2.2. Pratiques langagières hétérogènes et construction du sujet parlant
La linguistique praxématique s’est intéressée assez tôt au comportement langagier du sujet bilingue. Le souci dynamique avec lequel cet appareil théorique aborde les processus de production et de réglage du sens en discours le conduit tout naturellement à étudier les phénomènes dits d’« alternance de langues » du point de vue du sujet parlant. R. Lafont (1983, 1988, 1990) propose d’aborder ces phénomènes en donnant la priorité à l’observation des usages de la parole, en considérant que ce que l’on désigne traditionnellement par l’expression de code-switching s’inscrit dans une dynamique similaire à celle de l’emprunt lexical. Tous deux aboutissent à un « enrichissement de la production sociale qu’est l’emprunt de praxis nouvelles » (1988 : 12). La différence entre les deux phénomènes n’est finalement qu’une question de degré : l’emprunt, une fois intégré, participe d’un « déchirement productif du système de la langue » (1990 : 115) par un praxème dont le travail du sens a déjà eu lieu de manière exogène ou dans un état antérieur du marché social du sens, tandis que l’emprunt spontané encore non intégré ou le code-switching laissent encore percevoir le « drame de la signifiance » (1983 : 36) qui se joue. La production du sens à travers l’usage de ressources communicatives et expressives hétérogènes dont le locuteur assure la médiation fait ainsi partie d’un processus identificatoire :
Le code switching n’existe donc que traversant la construction du sujet. Le sujet est médiateur entre ces deux pôles purement virtuels que sont les deux systèmes linguistiques en conflit, en fait entre deux situations limites qu’il occupe sur la frontière du social (Lafont 1988 : 16).

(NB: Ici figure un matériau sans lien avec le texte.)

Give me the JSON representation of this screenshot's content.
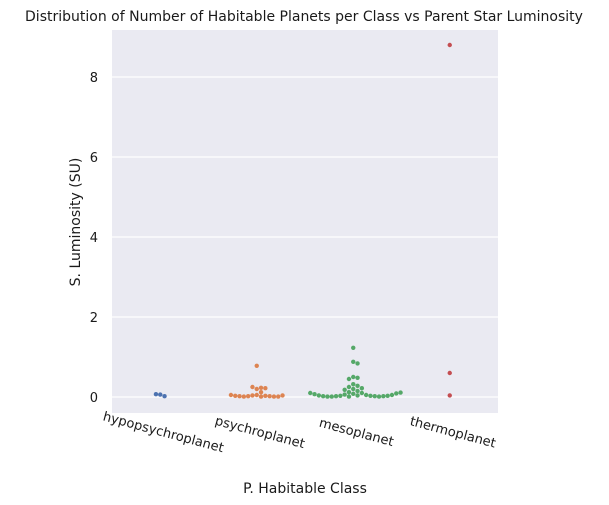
{
  "chart_data": {
    "type": "scatter",
    "subtype": "swarm",
    "title": "Distribution of Number of Habitable Planets per Class vs Parent Star Luminosity",
    "xlabel": "P. Habitable Class",
    "ylabel": "S. Luminosity (SU)",
    "categories": [
      "hypopsychroplanet",
      "psychroplanet",
      "mesoplanet",
      "thermoplanet"
    ],
    "yticks": [
      0,
      2,
      4,
      6,
      8
    ],
    "ylim": [
      -0.4,
      9.2
    ],
    "grid": true,
    "background": "#eaeaf2",
    "colors": [
      "#4c72b0",
      "#dd8452",
      "#55a868",
      "#c44e52"
    ],
    "series": [
      {
        "values": [
          0.06,
          0.02,
          0.07
        ]
      },
      {
        "values": [
          0.78,
          0.2,
          0.23,
          0.25,
          0.22,
          0.12,
          0.05,
          0.04,
          0.03,
          0.02,
          0.02,
          0.01,
          0.01,
          0.01,
          0.01,
          0.02,
          0.03,
          0.04,
          0.05
        ]
      },
      {
        "values": [
          1.23,
          0.88,
          0.84,
          0.5,
          0.48,
          0.45,
          0.32,
          0.28,
          0.25,
          0.22,
          0.2,
          0.18,
          0.15,
          0.12,
          0.1,
          0.08,
          0.06,
          0.05,
          0.04,
          0.03,
          0.03,
          0.02,
          0.02,
          0.01,
          0.01,
          0.01,
          0.01,
          0.02,
          0.02,
          0.03,
          0.04,
          0.05,
          0.07,
          0.09,
          0.1,
          0.11
        ]
      },
      {
        "values": [
          8.8,
          0.6,
          0.04
        ]
      }
    ]
  }
}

Les interactions bilingues représentent ainsi un espace où se co-construisent les identités dans et par la parole, des « carrefours de sens » (Gardès-Madray & Siblot 1986 : 52) où plusieurs interprétations sont possibles. Quant au sujet bilingue, celui-ci se retrouve pris entre deux tensions constantes : celle de l’acculturation et celle de l’exhibition de la différence (Lafont 1990 : 122). Dans le premier cas, il s’abandonne à l’usage de ressources langagières additionnelles « en effaçant le langage qui a présidé à sa construction liminaire » (1990 : 122). Dans le second, il ne franchit pas tout à fait la frontière et tend à mettre davantage en valeur ses ressources langagières initiales pour s’individuer face à la culture dominante de son environnement immédiat.
Cette tension entre deux états limites s’avère être assez caractéristique du comportement langagier des dernières générations de locuteurs népalophones scolarisés en anglais dans les villes de la vallée de Katmandou. L’adoption de pratiques communicatives hétérogènes népali-anglais en contexte urbain au Népal participe de la production d’identités culturelles neuves reliées d’une certaine manière à une népalité moderne. Celle-ci se retrouve parfois associée à un affaiblissement de la relation qu’entretiennent les locuteurs avec la langue nationale, le népali, sans qu’il ne s’agisse pour autant d’un sentiment d’aliénation nationale, en particulier pour ceux dont ce n’est pas la langue première. Il peut aussi arriver, à l’inverse, que « le processus d’identification à une langue n[e soit] pas toujours justifié par une pratique linguistique réelle » (Laroussi 1997 : 24). C’est le cas notamment dans les démarches entreprises par de nombreuses associations de Non Resident Nepalis (NRN). Par souci de loyauté culturelle, une partie de la population née hors du Népal met en place des contextes d’enseignement du népali pour les membres des jeunes générations. Les ressources communicatives issues de la connaissance de cette langue, peu mobilisées dans la vie quotidienne en dehors du contexte familial, ne sont en effet pas toujours exploitées à travers un enseignement systématique (Yeti Viewpoints 2018 : 73). La question des rapports entre le népali et l’identité nationale népalaise ne cesse par conséquent jamais de se poser car ces rapports sont évolutifs. De manière générale, la praxématique nous met en garde contre toute tendance essentialisante en nous invitant à « libérer le travail signifiant qui se fait sous le sceau des identités culturelles » (Lafont 1990 : 56).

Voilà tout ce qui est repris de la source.